Even if the user disables the tracking feature on an app, some apps will still spy on it. Several popular iOS apps have been examined in this regard, and the result is not very reassuring.
Lockdown has tested popular apps on iPhones running the two latest operating systems, iOS 14.8 and iOS 15. They analyzed what personal information is available from the apps. It’s reassuring that as part of a technical change introduced with iOS 14.5, apps can no longer access the Identifier for Advertisers (IDFA) – a random identifier that Apple assigns to devices to track and identify user activity within apps and between apps. However, there is other information that can be used to identify a phone.
For example, even though a popular iOS game called Subway Surfers is banned from tracking, the app sends detailed data about the iPhone to Zboga-owned game company Chartboost, including the user’s IP address, accessible storage space, current volume level (three decimal places). Even the battery charge level (to 15 decimal places). Two other popular iPhone games ( Run Rich 3D, Streamer Life!) revealed that he shared much-identifying information with advertising companies, even though the user had disabled tracking. Lockdown also found that two data trading companies, AppsFlyer and Kochava, have created settings that allow their customers to override user tracking settings.
It’s no coincidence that John Rock, a co-founder of Lockdown, a former iCloud engineer at Lockdown, puts it sharply in the case: “When it comes to shutting down third-party trackers, App Tracking Transparency is stupid. What’s worse if users are allowed to stop tracking, they will lock themselves into a false sense of security”.

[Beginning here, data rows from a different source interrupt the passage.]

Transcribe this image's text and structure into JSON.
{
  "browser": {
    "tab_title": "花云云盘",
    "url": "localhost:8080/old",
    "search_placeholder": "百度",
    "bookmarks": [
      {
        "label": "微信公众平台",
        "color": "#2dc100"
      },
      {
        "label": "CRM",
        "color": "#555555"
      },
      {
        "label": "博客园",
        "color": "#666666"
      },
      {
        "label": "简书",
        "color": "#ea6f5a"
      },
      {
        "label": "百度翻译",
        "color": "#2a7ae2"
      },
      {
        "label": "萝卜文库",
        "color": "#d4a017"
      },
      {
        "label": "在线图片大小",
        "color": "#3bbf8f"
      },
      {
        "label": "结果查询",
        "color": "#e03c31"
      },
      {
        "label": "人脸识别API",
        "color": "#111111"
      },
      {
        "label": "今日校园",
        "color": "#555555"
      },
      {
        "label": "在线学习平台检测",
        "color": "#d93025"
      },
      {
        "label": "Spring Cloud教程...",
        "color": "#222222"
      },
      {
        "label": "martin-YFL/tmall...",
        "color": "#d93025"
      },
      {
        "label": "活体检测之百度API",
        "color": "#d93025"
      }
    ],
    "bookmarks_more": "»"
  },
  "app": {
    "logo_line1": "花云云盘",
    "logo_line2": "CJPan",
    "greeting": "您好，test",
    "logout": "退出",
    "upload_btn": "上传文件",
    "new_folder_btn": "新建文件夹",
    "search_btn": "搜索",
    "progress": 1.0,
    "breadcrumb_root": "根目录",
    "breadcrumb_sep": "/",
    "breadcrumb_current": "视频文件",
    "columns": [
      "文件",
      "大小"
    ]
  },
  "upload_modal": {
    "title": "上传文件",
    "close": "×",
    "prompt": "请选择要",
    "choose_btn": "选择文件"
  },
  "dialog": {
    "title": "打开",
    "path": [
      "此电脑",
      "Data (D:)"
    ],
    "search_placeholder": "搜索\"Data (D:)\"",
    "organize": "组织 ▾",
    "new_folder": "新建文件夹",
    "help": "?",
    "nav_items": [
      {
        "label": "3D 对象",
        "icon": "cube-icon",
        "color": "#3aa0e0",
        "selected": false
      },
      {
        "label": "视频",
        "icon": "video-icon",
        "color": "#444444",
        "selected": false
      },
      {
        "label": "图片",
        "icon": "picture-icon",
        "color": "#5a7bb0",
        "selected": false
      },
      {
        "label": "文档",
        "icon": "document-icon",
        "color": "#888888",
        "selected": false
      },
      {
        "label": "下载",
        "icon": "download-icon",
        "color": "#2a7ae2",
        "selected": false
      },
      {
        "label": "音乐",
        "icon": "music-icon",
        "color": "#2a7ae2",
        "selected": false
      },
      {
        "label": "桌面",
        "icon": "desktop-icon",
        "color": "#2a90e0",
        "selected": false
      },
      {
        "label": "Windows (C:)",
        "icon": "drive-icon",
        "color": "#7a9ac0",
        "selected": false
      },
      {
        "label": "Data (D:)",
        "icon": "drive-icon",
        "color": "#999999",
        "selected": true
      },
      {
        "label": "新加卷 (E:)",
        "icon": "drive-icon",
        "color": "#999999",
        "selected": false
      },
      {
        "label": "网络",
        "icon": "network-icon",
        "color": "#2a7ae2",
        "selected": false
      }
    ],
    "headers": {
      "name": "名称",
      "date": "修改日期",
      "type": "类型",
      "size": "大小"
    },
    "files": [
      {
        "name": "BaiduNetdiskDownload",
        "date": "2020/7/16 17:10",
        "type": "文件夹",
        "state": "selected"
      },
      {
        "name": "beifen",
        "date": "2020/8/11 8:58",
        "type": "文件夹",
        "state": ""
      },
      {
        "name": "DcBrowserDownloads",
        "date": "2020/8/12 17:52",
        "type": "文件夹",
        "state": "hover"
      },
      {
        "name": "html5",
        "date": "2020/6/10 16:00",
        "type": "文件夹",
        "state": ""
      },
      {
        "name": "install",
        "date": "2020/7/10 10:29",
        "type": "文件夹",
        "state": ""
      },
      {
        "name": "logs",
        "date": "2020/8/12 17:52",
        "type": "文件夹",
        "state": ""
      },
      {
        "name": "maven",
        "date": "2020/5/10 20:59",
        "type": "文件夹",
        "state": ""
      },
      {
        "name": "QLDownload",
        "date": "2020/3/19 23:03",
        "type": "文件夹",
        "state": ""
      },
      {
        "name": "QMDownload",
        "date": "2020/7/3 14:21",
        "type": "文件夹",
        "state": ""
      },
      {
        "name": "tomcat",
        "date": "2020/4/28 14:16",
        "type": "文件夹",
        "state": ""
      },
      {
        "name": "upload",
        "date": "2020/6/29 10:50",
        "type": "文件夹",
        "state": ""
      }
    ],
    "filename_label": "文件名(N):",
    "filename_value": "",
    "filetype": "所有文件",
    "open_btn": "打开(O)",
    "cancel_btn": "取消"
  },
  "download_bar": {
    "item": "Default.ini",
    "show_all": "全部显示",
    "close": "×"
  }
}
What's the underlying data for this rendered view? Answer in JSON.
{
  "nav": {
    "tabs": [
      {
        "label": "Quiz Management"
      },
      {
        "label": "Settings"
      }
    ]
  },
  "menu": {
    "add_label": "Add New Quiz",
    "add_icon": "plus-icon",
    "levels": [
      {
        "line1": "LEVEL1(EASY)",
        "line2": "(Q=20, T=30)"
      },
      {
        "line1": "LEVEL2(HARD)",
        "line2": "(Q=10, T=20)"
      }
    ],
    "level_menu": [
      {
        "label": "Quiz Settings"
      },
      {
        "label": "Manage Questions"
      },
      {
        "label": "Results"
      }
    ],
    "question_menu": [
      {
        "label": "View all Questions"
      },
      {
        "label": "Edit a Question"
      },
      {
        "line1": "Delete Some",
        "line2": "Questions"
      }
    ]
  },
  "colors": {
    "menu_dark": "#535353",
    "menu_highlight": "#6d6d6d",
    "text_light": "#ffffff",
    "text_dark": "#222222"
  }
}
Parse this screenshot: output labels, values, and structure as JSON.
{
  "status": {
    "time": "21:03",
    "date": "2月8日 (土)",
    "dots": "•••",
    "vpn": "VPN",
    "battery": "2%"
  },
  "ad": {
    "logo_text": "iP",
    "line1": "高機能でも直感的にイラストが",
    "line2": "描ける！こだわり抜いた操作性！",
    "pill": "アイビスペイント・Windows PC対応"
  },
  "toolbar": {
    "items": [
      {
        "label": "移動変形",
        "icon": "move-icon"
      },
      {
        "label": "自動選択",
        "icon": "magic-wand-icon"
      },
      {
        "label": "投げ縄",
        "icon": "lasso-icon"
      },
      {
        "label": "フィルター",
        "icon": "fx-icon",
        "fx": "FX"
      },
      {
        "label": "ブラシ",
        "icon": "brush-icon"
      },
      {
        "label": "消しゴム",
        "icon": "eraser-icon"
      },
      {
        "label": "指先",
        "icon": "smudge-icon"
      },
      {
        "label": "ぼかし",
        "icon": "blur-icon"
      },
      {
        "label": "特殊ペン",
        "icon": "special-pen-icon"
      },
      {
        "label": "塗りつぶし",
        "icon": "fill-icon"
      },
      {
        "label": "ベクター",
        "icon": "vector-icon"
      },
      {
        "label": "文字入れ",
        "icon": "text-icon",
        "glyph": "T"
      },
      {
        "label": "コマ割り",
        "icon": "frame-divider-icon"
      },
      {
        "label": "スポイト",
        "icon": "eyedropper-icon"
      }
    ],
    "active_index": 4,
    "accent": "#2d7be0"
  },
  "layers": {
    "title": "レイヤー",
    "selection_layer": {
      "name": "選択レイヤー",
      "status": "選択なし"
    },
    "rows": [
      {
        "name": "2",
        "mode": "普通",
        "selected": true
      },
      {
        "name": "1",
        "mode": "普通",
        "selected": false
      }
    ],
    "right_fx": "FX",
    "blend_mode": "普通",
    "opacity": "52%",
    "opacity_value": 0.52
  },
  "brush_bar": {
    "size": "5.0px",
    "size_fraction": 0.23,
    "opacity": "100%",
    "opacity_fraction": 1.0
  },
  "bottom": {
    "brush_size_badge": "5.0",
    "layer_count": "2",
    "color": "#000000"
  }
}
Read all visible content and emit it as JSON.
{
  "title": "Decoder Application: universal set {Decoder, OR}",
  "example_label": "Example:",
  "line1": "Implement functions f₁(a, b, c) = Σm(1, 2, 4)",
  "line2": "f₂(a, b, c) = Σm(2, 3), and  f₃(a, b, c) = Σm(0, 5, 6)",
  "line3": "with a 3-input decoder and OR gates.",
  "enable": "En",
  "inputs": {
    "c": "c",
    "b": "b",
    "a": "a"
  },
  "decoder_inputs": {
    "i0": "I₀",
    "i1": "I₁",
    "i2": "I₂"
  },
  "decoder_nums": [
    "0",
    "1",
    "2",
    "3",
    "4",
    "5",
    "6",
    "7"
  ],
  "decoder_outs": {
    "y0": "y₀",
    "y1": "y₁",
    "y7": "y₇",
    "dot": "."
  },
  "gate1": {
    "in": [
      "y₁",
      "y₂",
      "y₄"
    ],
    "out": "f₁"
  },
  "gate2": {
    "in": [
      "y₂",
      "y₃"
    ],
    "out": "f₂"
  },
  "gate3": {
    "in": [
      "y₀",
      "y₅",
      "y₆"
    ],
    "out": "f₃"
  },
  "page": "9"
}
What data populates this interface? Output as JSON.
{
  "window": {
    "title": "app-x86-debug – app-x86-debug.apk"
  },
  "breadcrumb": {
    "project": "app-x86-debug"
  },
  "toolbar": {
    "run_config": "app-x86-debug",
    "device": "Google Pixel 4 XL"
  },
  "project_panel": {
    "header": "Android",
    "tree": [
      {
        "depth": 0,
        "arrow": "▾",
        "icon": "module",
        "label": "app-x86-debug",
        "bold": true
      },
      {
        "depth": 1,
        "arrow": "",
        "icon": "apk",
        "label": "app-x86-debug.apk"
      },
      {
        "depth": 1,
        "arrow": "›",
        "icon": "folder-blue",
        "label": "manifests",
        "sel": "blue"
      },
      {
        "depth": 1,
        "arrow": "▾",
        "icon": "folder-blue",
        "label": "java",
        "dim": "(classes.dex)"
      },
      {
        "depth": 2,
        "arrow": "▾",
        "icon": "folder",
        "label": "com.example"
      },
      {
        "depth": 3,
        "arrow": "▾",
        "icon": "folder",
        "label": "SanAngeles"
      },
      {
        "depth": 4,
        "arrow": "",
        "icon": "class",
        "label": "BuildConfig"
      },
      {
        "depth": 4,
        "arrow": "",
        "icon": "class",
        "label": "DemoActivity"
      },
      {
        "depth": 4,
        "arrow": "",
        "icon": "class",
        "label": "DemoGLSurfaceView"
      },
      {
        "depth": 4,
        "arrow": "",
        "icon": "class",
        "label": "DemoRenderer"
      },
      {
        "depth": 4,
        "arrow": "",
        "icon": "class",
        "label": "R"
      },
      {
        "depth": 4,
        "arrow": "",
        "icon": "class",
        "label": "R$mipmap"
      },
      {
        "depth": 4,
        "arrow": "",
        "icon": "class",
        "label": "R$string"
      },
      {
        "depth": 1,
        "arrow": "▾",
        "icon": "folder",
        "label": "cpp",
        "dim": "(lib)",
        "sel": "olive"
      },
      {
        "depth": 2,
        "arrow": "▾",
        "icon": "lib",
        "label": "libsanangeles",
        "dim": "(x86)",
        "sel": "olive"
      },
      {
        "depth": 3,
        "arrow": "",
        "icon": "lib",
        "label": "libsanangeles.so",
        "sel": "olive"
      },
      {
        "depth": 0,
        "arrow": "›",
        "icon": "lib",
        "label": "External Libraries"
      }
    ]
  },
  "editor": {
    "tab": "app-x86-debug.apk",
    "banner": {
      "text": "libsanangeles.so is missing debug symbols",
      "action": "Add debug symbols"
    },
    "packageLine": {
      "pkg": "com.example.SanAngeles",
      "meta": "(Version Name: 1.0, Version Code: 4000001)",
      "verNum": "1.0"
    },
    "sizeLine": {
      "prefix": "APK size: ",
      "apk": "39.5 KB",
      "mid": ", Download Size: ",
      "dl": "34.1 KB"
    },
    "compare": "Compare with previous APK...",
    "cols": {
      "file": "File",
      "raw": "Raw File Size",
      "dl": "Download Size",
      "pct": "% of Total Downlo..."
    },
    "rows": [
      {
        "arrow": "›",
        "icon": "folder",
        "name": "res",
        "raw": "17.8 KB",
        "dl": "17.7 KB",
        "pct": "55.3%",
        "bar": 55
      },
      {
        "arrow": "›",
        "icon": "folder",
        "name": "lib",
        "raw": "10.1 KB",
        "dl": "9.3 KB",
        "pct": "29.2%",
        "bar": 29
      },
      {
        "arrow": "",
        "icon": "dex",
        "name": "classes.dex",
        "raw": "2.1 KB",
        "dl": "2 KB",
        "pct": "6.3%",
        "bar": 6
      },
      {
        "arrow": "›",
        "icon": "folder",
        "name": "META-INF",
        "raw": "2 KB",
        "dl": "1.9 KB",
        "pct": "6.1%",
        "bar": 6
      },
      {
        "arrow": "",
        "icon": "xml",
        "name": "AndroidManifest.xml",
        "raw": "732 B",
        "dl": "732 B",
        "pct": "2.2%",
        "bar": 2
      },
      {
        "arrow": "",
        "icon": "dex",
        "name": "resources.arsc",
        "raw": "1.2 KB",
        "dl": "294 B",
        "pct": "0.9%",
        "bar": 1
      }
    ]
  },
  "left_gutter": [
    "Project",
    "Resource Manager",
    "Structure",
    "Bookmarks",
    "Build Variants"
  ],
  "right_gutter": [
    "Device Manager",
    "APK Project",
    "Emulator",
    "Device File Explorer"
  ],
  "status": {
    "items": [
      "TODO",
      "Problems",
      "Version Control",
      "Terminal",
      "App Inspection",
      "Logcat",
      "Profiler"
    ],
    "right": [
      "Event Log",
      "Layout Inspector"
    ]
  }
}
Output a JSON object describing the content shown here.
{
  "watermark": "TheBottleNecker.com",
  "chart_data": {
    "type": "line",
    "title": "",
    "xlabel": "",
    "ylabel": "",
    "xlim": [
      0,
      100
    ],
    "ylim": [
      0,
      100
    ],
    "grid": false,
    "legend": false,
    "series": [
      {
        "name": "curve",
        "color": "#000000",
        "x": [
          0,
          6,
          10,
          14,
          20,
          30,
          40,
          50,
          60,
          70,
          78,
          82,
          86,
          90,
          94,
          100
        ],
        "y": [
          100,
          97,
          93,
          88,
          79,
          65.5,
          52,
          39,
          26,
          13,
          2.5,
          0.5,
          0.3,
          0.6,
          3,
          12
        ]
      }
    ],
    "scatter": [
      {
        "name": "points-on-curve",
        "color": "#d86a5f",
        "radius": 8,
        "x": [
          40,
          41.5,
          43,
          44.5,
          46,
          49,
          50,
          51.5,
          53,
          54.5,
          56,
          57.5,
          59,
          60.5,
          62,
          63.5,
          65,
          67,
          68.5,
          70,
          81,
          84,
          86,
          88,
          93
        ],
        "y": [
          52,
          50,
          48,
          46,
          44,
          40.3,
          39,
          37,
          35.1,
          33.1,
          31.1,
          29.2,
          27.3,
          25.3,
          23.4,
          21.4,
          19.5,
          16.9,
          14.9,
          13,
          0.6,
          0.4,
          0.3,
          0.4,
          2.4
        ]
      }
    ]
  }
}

Neither Lockdown nor the other privacy experts consulted by The Washington Post could say what happens to the data coming out of these apps, whether they were used to track users for targeted ads. Only application developers can explain what happens to the data.
Overall, that investigation found that iPhone’s tracking protection is nowhere near as reliable as Apple’s ads indicate. “If we find that a developer is ignoring a user’s choice, we’ll work with the developer to resolve the issue, but if that doesn’t work, we’ll remove the app in question from the App Store,” an Apple spokesman said. The Washington Post has shared the findings with Apple and was told to scan for the developers involved. A few weeks have passed since then, and everything has remained the same.